In short, we were looking at a forced Mass, not a team brief. Forced mass is when you force people to go to a Mass and give them the sermon one more time in the belief that, eventually, they’ll buy into it. Guess what, they don’t. Whatever positive energy they have coming to work, they lose during the brief and then drag their feet back to their workstation to get on with the day’s drudgery.
Walk Through, Talk Through
At the opposite end of the spectrum, organizations that need to succeed such as high-level sports or special forces interpret briefs as “walk through, talk through." You walk through the plan step by step and everyone chips in with anticipated difficulties and the team works out a common way to deal with the problem. This might take a while as well, but it addresses the fundamental problem: collaboration.

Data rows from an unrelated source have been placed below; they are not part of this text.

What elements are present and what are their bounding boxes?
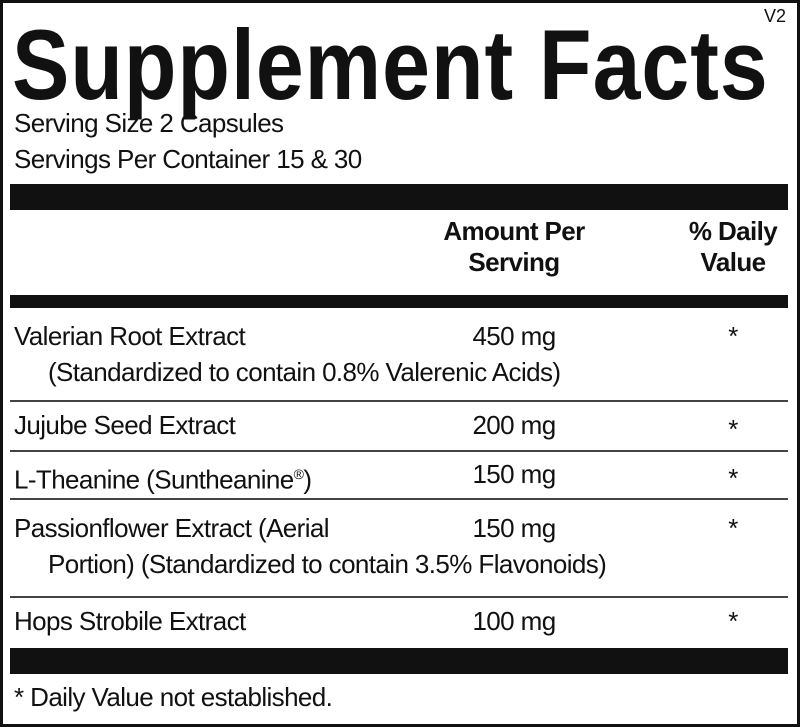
- row-divider: [10, 498, 788, 500]
- amount-header: Amount Per Serving: [424, 216, 604, 278]
- ingredient-dv: *: [728, 321, 738, 351]
- version-tag: V2: [763, 6, 786, 26]
- amount-header-line2: Serving: [468, 247, 560, 277]
- ingredient-subtext: (Standardized to contain 0.8% Valerenic …: [48, 357, 561, 387]
- ingredient-dv: *: [728, 414, 738, 444]
- ingredient-dv: *: [728, 606, 738, 636]
- footnote: * Daily Value not established.: [14, 682, 333, 712]
- ingredient-name-text: L-Theanine (Suntheanine: [14, 464, 294, 495]
- ingredient-amount: 450 mg: [472, 321, 556, 351]
- ingredient-amount: 150 mg: [472, 513, 556, 543]
- amount-header-line1: Amount Per: [443, 216, 585, 246]
- row-divider: [10, 596, 788, 598]
- ingredient-name: Jujube Seed Extract: [14, 410, 236, 440]
- ingredient-amount: 200 mg: [472, 410, 556, 440]
- label-title: Supplement Facts: [12, 10, 769, 121]
- ingredient-name-end: ): [303, 464, 312, 495]
- row-divider: [10, 450, 788, 452]
- ingredient-name: Hops Strobile Extract: [14, 606, 246, 636]
- servings-per-container: Servings Per Container 15 & 30: [14, 144, 362, 174]
- thick-divider-top: [10, 184, 788, 210]
- ingredient-subtext: Portion) (Standardized to contain 3.5% F…: [48, 549, 607, 579]
- thick-divider-bottom: [10, 648, 788, 674]
- dv-header-line2: Value: [700, 247, 767, 277]
- ingredient-dv: *: [728, 513, 738, 543]
- ingredient-name: Valerian Root Extract: [14, 321, 246, 351]
- daily-value-header: % Daily Value: [658, 216, 800, 278]
- medium-divider: [10, 295, 788, 308]
- serving-size: Serving Size 2 Capsules: [14, 108, 284, 138]
- ingredient-dv: *: [728, 463, 738, 493]
- ingredient-name: Passionflower Extract (Aerial: [14, 513, 330, 543]
- ingredient-amount: 150 mg: [472, 459, 556, 489]
- ingredient-amount: 100 mg: [472, 606, 556, 636]
- ingredient-name: L-Theanine (Suntheanine®): [14, 459, 312, 495]
- dv-header-line1: % Daily: [688, 216, 778, 246]
- row-divider: [10, 400, 788, 402]
- registered-mark: ®: [293, 466, 304, 482]
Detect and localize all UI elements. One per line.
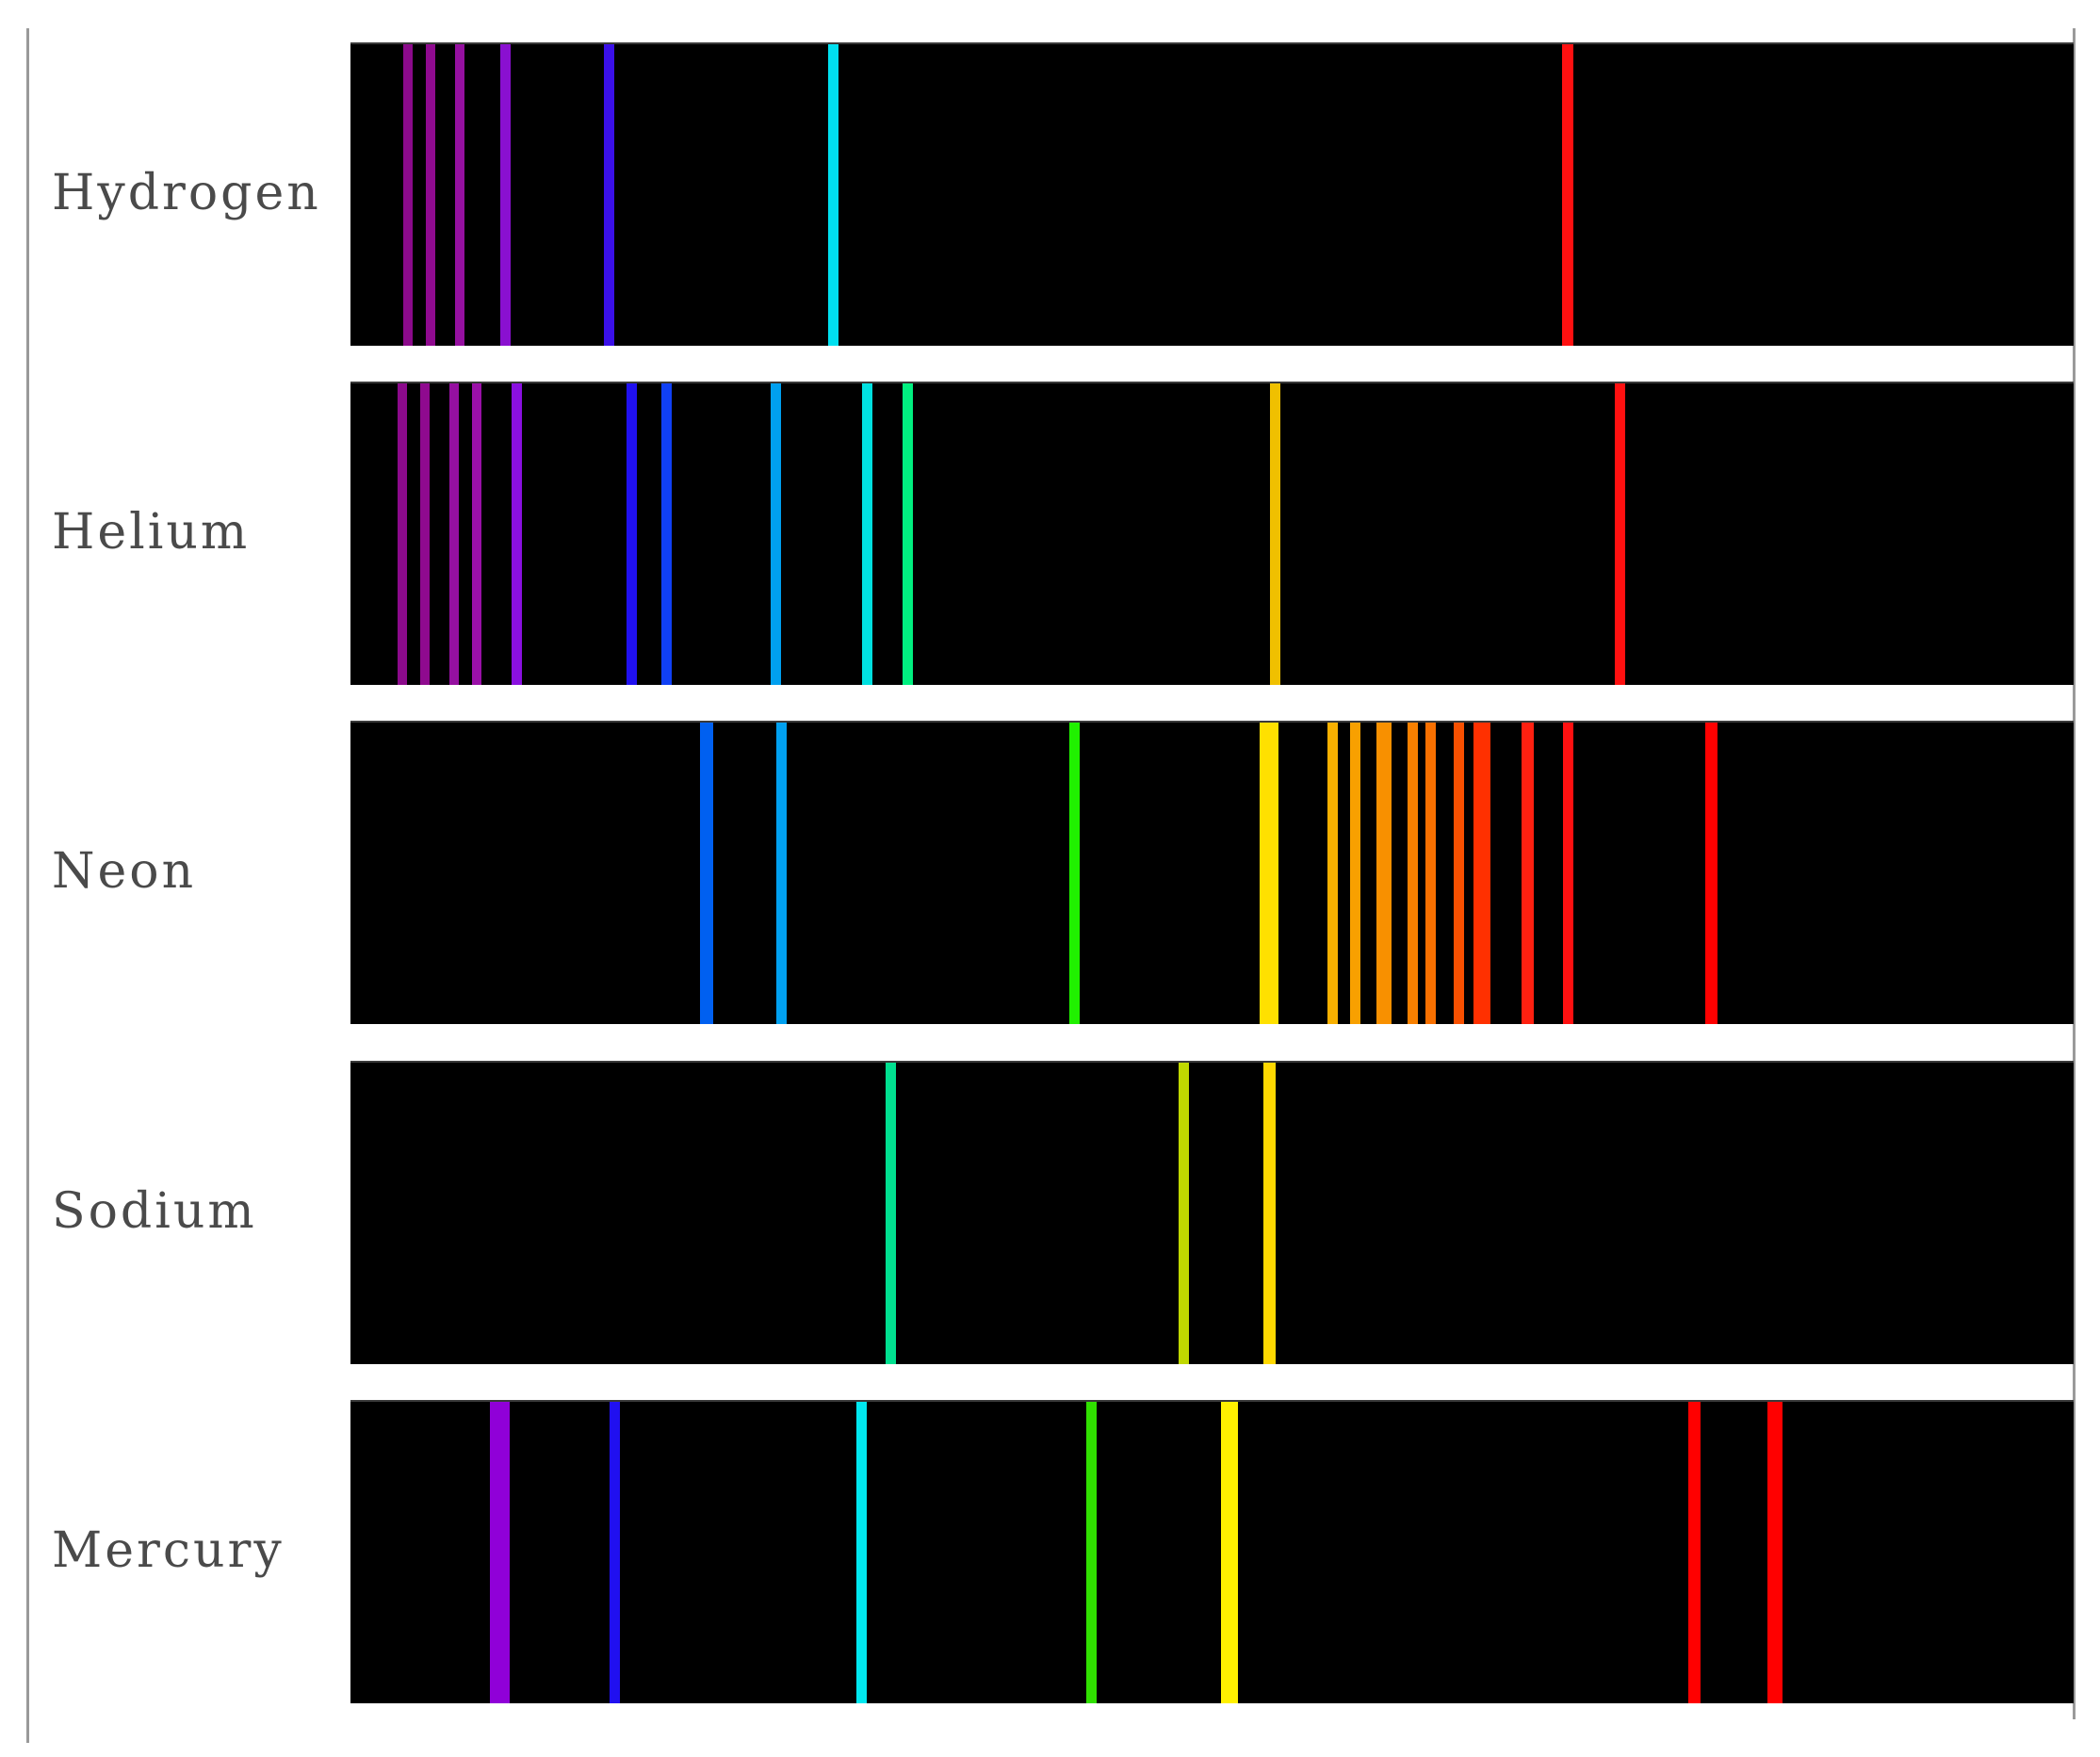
hydrogen-line-419: [455, 44, 464, 346]
neon-line-475: [776, 723, 787, 1024]
mercury-line-446: [610, 1402, 620, 1703]
label-hydrogen: Hydrogen: [52, 165, 321, 221]
neon-line-597: [1473, 723, 1490, 1024]
neon-line-462: [700, 723, 713, 1024]
left-frame-line: [26, 28, 29, 1743]
label-sodium: Sodium: [52, 1183, 257, 1240]
neon-line-605: [1522, 723, 1534, 1024]
hydrogen-line-612: [1562, 44, 1573, 346]
helium-line-455: [661, 383, 672, 685]
mercury-line-489: [856, 1402, 867, 1703]
helium-line-490: [862, 383, 872, 685]
mercury-line-634: [1688, 1402, 1701, 1703]
neon-line-575: [1350, 723, 1360, 1024]
hydrogen-line-410: [403, 44, 413, 346]
helium-line-497: [903, 383, 913, 685]
mercury-line-553: [1221, 1402, 1238, 1703]
neon-line-593: [1454, 723, 1464, 1024]
row-neon: Neon: [0, 721, 2100, 1024]
spectrum-neon: [350, 721, 2074, 1024]
spectrum-sodium: [350, 1061, 2074, 1364]
row-hydrogen: Hydrogen: [0, 42, 2100, 346]
helium-line-561: [1270, 383, 1280, 685]
helium-line-422: [472, 383, 481, 685]
neon-line-560: [1260, 723, 1278, 1024]
helium-line-409: [398, 383, 407, 685]
mercury-line-426: [490, 1402, 510, 1703]
sodium-line-494: [886, 1063, 896, 1364]
hydrogen-line-445: [604, 44, 614, 346]
spectrum-helium: [350, 382, 2074, 685]
neon-line-588: [1425, 723, 1436, 1024]
sodium-line-545: [1179, 1063, 1189, 1364]
row-mercury: Mercury: [0, 1400, 2100, 1703]
neon-line-571: [1327, 723, 1338, 1024]
helium-line-429: [512, 383, 522, 685]
sodium-line-560: [1263, 1063, 1276, 1364]
hydrogen-line-414: [426, 44, 435, 346]
neon-line-580: [1376, 723, 1392, 1024]
neon-line-612: [1563, 723, 1573, 1024]
helium-line-449: [627, 383, 637, 685]
label-helium: Helium: [52, 504, 251, 561]
row-sodium: Sodium: [0, 1061, 2100, 1364]
spectrum-mercury: [350, 1400, 2074, 1703]
mercury-line-648: [1767, 1402, 1783, 1703]
neon-line-526: [1069, 723, 1080, 1024]
hydrogen-line-427: [500, 44, 511, 346]
right-frame-line: [2073, 28, 2076, 1719]
hydrogen-line-484: [828, 44, 838, 346]
helium-line-621: [1615, 383, 1625, 685]
label-neon: Neon: [52, 843, 197, 900]
mercury-line-529: [1086, 1402, 1097, 1703]
helium-line-474: [771, 383, 781, 685]
neon-line-585: [1408, 723, 1418, 1024]
spectrum-hydrogen: [350, 42, 2074, 346]
helium-line-418: [449, 383, 459, 685]
row-helium: Helium: [0, 382, 2100, 685]
label-mercury: Mercury: [52, 1522, 285, 1579]
neon-line-637: [1705, 723, 1717, 1024]
helium-line-413: [420, 383, 430, 685]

Regular jobs are neither sports nor special forces, so team briefs can be very light:
- A reminder of the day’s objectives (that’s one sentence, not even a paragraph, no surprises expected there);
- A discussion of the day’s potential changes: that’s the meat of the brief – the team leader highlights the special things that might happen today and how this could affect the team, with a quick discussion with team members of how they suggest handling this team;
- Asking each person in turn to flag an issue they’ve encountered, and that needs to be discussed after the meeting.
And that’s it. Five minutes. Tops.
In doing it this way you: 1/ affirm purpose, 2/ align energies with daily changes, and 3/ reassert psychological safety by welcoming what anyone has to say, no matter how inconvenient.
Making It Worse
What this means is that the success or failure of a morning brief completely depends on the team leader. If the team leader is a person the team who knows what they’re doing, the team steps out of the meeting energized and with new information needed to make the day a success. If the team leader is despised by the team and uses the meeting to assert their authority, the opposite happens.
In turn, the team leader very much depends on the organization’s culture and who gets picked as a team leader – a leader or a capo. Positive organizations choose team leaders for their judgment and their easy manner with their team (people come to talk to them naturally). Negative organizations chose enforcers that make sure people apply instructions, keep their noses clean, never complain publicly and get on with the job in the narrowest way possible.
In a positive organization, a team brief is a great tool that leverages individual positive energies into team collaboration. In a negative one, the team brief makes things worse. I’m sorry I can’t be more helpful as I’ve seen my share of both – I don’t know which setting you’re in.
On the other hand, better understanding what the brief does, its underlying theory and how it’s supposed to work can help you turn it around for your team – which could be the start of a revolution. To my surprise, when I discussed the disastrous huddle we were looking at with the company’s CEO, he took the point – he saw it. And we then had the talk I’ve just written up. I have no idea what he’ll do with it, but starting with “why” can’t hurt.